Lecture: Emerging from Darkness: Prints by Hamanishi Katsunori (Dr. Janice Katz)

Emerging from Darkness: Prints by Hamanishi Katsunori (Dr. Janice Katz)

Dr. Janice Katz, Roger L. Weston Curator of Japanese Art at the Art Institute of Chicago, discusses her new exhibition, Emerging from Darkness: Prints by Hamanishi Katsunori, on view from April 8 to June 22. Over his long and distinguished career, Hamanishi (born 1949) has focused on the production of mezzotint prints. Mezzotints are perhaps the most demanding of all print techniques and are known for their dark and atmospheric appearance. The starting point for a mezzotint is the creation of a roughened surface, which produces a solid black background when printed. To produce the image that emerges from this dark background, Hamanishi uses a series of burnishers and scrapers and the deepest gouges print as white areas on the finished print.

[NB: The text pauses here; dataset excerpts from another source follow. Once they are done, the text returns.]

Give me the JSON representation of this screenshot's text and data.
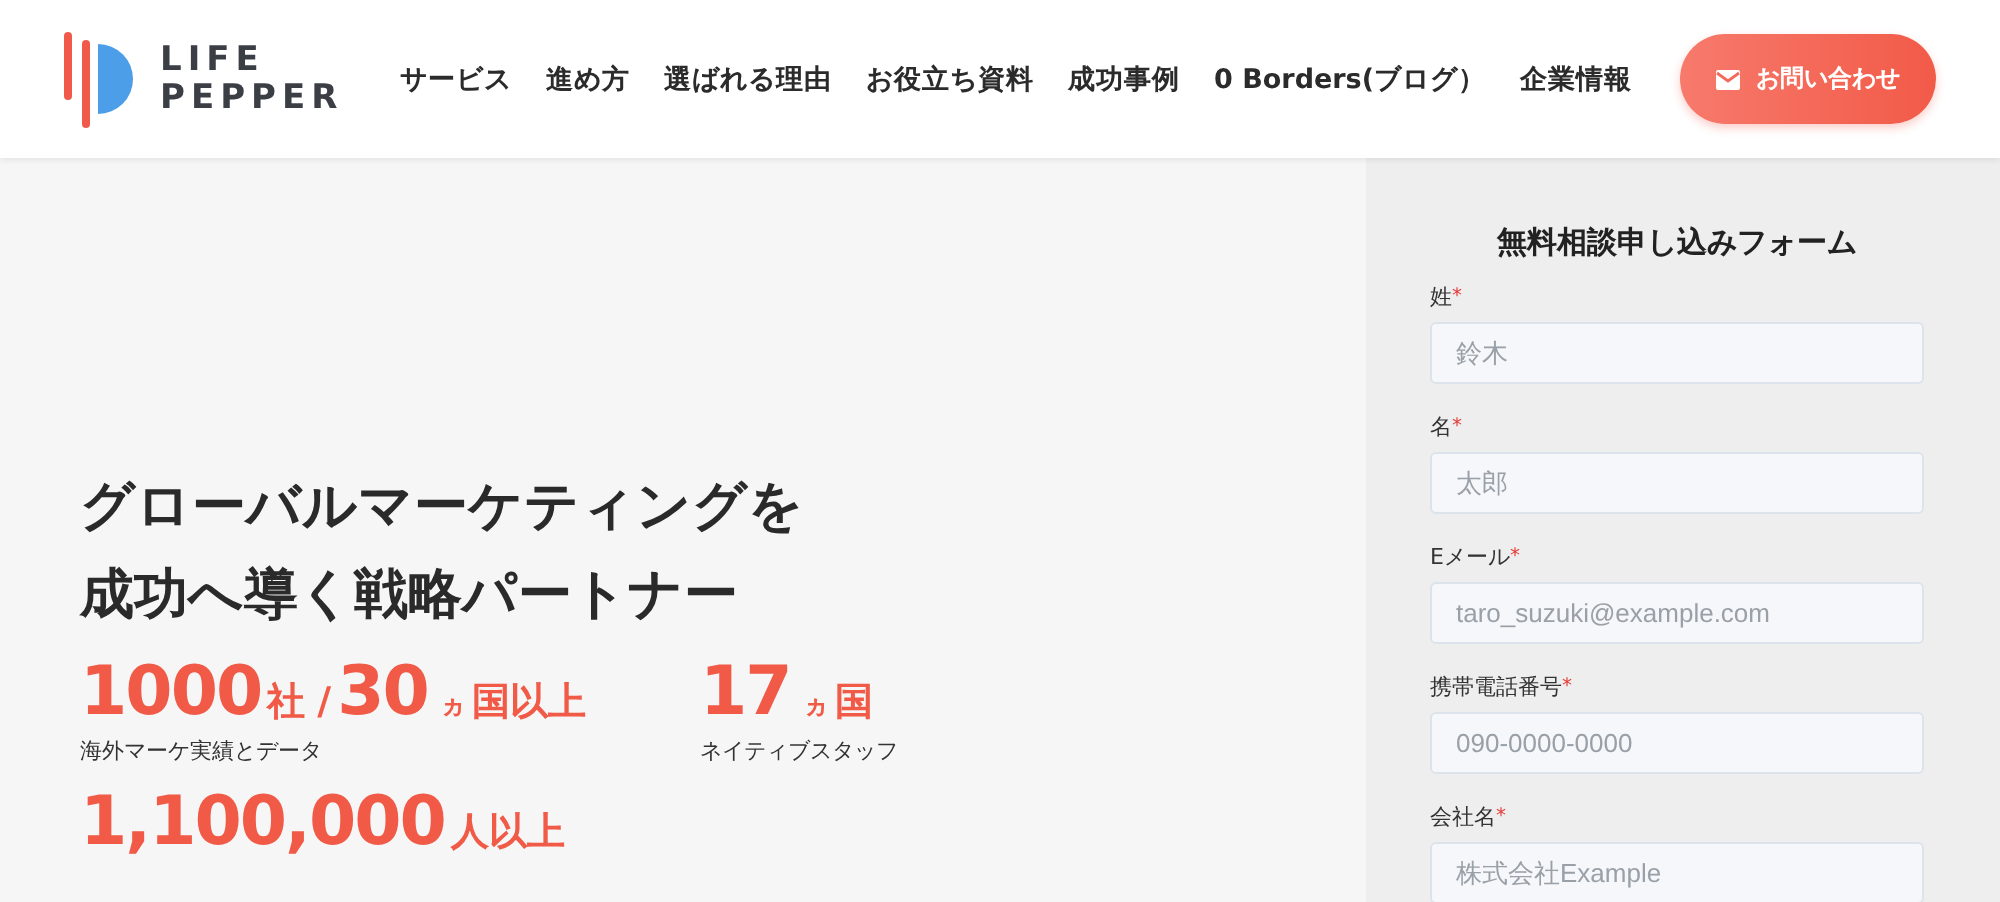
{
  "header": {
    "logo": {
      "line_1": "LIFE",
      "line_2": "PEPPER"
    },
    "nav": [
      "サービス",
      "進め方",
      "選ばれる理由",
      "お役立ち資料",
      "成功事例",
      "0 Borders(ブログ）",
      "企業情報"
    ],
    "contact_button": "お問い合わせ"
  },
  "hero": {
    "headline": [
      "グローバルマーケティングを",
      "成功へ導く戦略パートナー"
    ],
    "stats": [
      {
        "parts": [
          {
            "kind": "number",
            "text": "1000"
          },
          {
            "kind": "unit",
            "text": "社"
          },
          {
            "kind": "unit",
            "text": "/"
          },
          {
            "kind": "number",
            "text": "30"
          },
          {
            "kind": "small",
            "text": "ヵ"
          },
          {
            "kind": "unit",
            "text": "国以上"
          }
        ],
        "caption": "海外マーケ実績とデータ"
      },
      {
        "parts": [
          {
            "kind": "number",
            "text": "17"
          },
          {
            "kind": "small",
            "text": "ヵ"
          },
          {
            "kind": "unit",
            "text": "国"
          }
        ],
        "caption": "ネイティブスタッフ"
      },
      {
        "parts": [
          {
            "kind": "number",
            "text": "1,100,000"
          },
          {
            "kind": "unit",
            "text": "人以上"
          }
        ]
      }
    ]
  },
  "form": {
    "title": "無料相談申し込みフォーム",
    "fields": [
      {
        "label": "姓",
        "required_mark": "*",
        "placeholder": "鈴木"
      },
      {
        "label": "名",
        "required_mark": "*",
        "placeholder": "太郎"
      },
      {
        "label": "Eメール",
        "required_mark": "*",
        "placeholder": "taro_suzuki@example.com"
      },
      {
        "label": "携帯電話番号",
        "required_mark": "*",
        "placeholder": "090-0000-0000"
      },
      {
        "label": "会社名",
        "required_mark": "*",
        "placeholder": "株式会社Example"
      }
    ]
  }
}
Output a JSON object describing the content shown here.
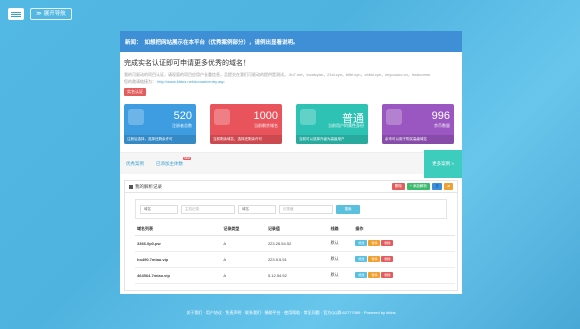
{
  "topbar": {
    "nav_label": "展开导航"
  },
  "news": {
    "label": "新闻：",
    "text": "如想把网站展示在本平台（优秀案例部分），请例出显看说明。"
  },
  "verify": {
    "title": "完成实名认证即可申请更多优秀的域名！",
    "desc": "我的可驱动的项目认证，请现面的项目应用户长重信息，且提交在我们可驱动的提供是测试，.3o7.net，localcyan，21st.cyn，bilbi.cyn，cbbsl.cyn，imyouuoo.cn，hostcomm",
    "link_prefix": "您的邀请链接为：",
    "link": "http://www.kfdns.net/domain/entry.asp",
    "badge": "实名认证"
  },
  "stats": [
    {
      "value": "520",
      "label": "注册者总数",
      "footer": "注册后选择，选择还剩余许可"
    },
    {
      "value": "1000",
      "label": "当前剩余域名",
      "footer": "当前剩余域名，选择还剩余许可"
    },
    {
      "value": "普通",
      "label": "当前用户的属性身份",
      "footer": "当前可以选择升级为高级用户"
    },
    {
      "value": "996",
      "label": "余币数量",
      "footer": "余币可以用于购买高级域名"
    }
  ],
  "tabs": {
    "items": [
      "优秀案例",
      "已添加主体数"
    ],
    "new_badge": "NEW",
    "more": "更多案例 »"
  },
  "panel": {
    "title": "我的解析记录",
    "buttons": [
      "删除",
      "+ 添加解析",
      "",
      ""
    ],
    "search": {
      "select1": "域名",
      "input1": "主机记录",
      "select2": "域名",
      "input2": "记录值",
      "button": "搜索"
    },
    "columns": [
      "域名列表",
      "记录类型",
      "记录值",
      "线路",
      "操作"
    ],
    "rows": [
      {
        "domain": "3366.0p0.pw",
        "type": "A",
        "value": "223.26.54.52",
        "line": "默认"
      },
      {
        "domain": "ho490.7miao.vip",
        "type": "A",
        "value": "223.5.5.51",
        "line": "默认"
      },
      {
        "domain": "464564.7miao.vip",
        "type": "A",
        "value": "5.12.54.52",
        "line": "默认"
      }
    ],
    "ops": [
      "修改",
      "暂停",
      "删除"
    ]
  },
  "footer": "关于我们 · 用户协议 · 免责声明 · 联系我们 · 捐助平台 · 使用帮助 · 常见问题 · 官方QQ群:62777089 · Powered by kfdns"
}
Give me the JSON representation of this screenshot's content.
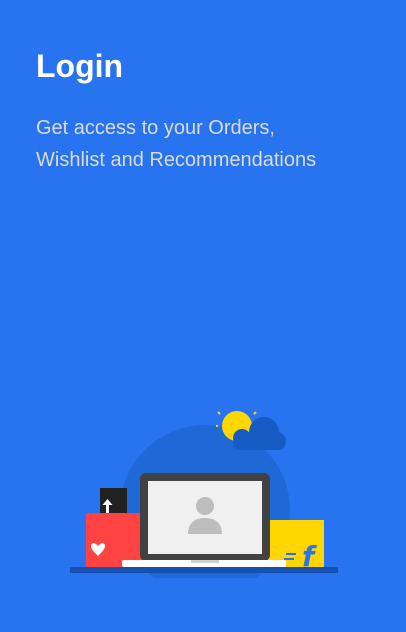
{
  "login_panel": {
    "title": "Login",
    "subtitle_lines": [
      "Get access to your Orders,",
      "Wishlist and Recommendations"
    ]
  },
  "colors": {
    "background": "#2874f0",
    "title_text": "#ffffff",
    "subtitle_text": "#dbdbdb",
    "circle": "#1f68d8",
    "cloud": "#175cc4",
    "sun": "#ffd600",
    "red_box": "#ff4343",
    "yellow_box": "#ffd600",
    "black_box": "#212121",
    "laptop_screen": "#f0f0f0",
    "laptop_frame": "#424242",
    "avatar": "#bdbdbd",
    "ground": "#1650b0"
  },
  "illustration": {
    "icons": [
      "sun-icon",
      "cloud-icon",
      "heart-icon",
      "upload-arrow-icon",
      "user-avatar-icon",
      "flipkart-f-logo"
    ]
  }
}
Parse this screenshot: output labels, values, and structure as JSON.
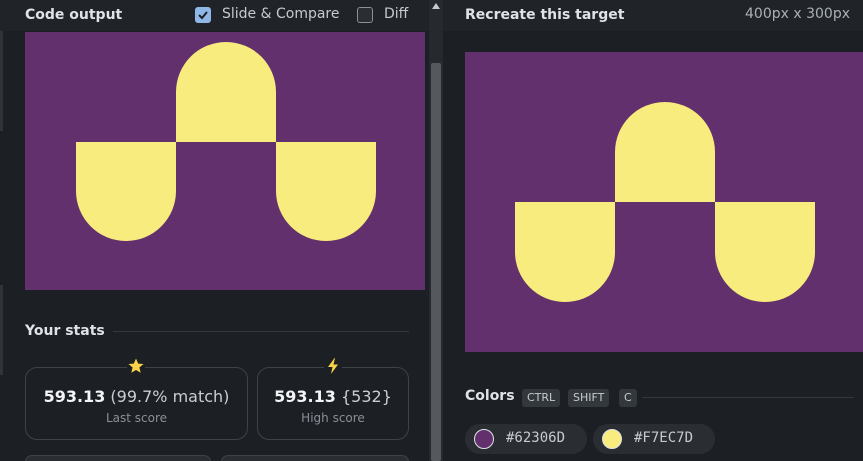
{
  "colors": {
    "background": "#62306D",
    "shape": "#F7EC7D",
    "accent_star": "#f8d24a",
    "checkbox_checked": "#8fb8e8"
  },
  "left_panel": {
    "title": "Code output",
    "options": [
      {
        "label": "Slide & Compare",
        "checked": true
      },
      {
        "label": "Diff",
        "checked": false
      }
    ],
    "stats": {
      "title": "Your stats",
      "last": {
        "value": "593.13",
        "detail": "(99.7% match)",
        "label": "Last score",
        "icon": "star-icon"
      },
      "high": {
        "value": "593.13",
        "detail": "{532}",
        "label": "High score",
        "icon": "lightning-icon"
      }
    }
  },
  "right_panel": {
    "title": "Recreate this target",
    "dimensions": "400px x 300px",
    "colors_title": "Colors",
    "shortcut_keys": [
      "CTRL",
      "SHIFT",
      "C"
    ],
    "swatches": [
      {
        "hex": "#62306D",
        "label": "#62306D"
      },
      {
        "hex": "#F7EC7D",
        "label": "#F7EC7D"
      }
    ]
  }
}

This exhibition celebrates Hamanishi’s gift of his landmark Four Seasons prints to the Art Institute of Chicago. This acquisition is actually only the latest during the long relationship between the artist and the museum, dating back to 1985. In 2013, a large number of works by Hamanishi from the Ninion and Sheldon Landy Collection entered the museum making it the largest collection of the artist’s prints in the world, significant considering the continuing impact that he has on printmaking in Japan and abroad. That gift included the artist’s Viva Chicago series, his personal ode to “the great metropolis located along the banks of Lake Michigan,” which will be shown in full in the exhibition.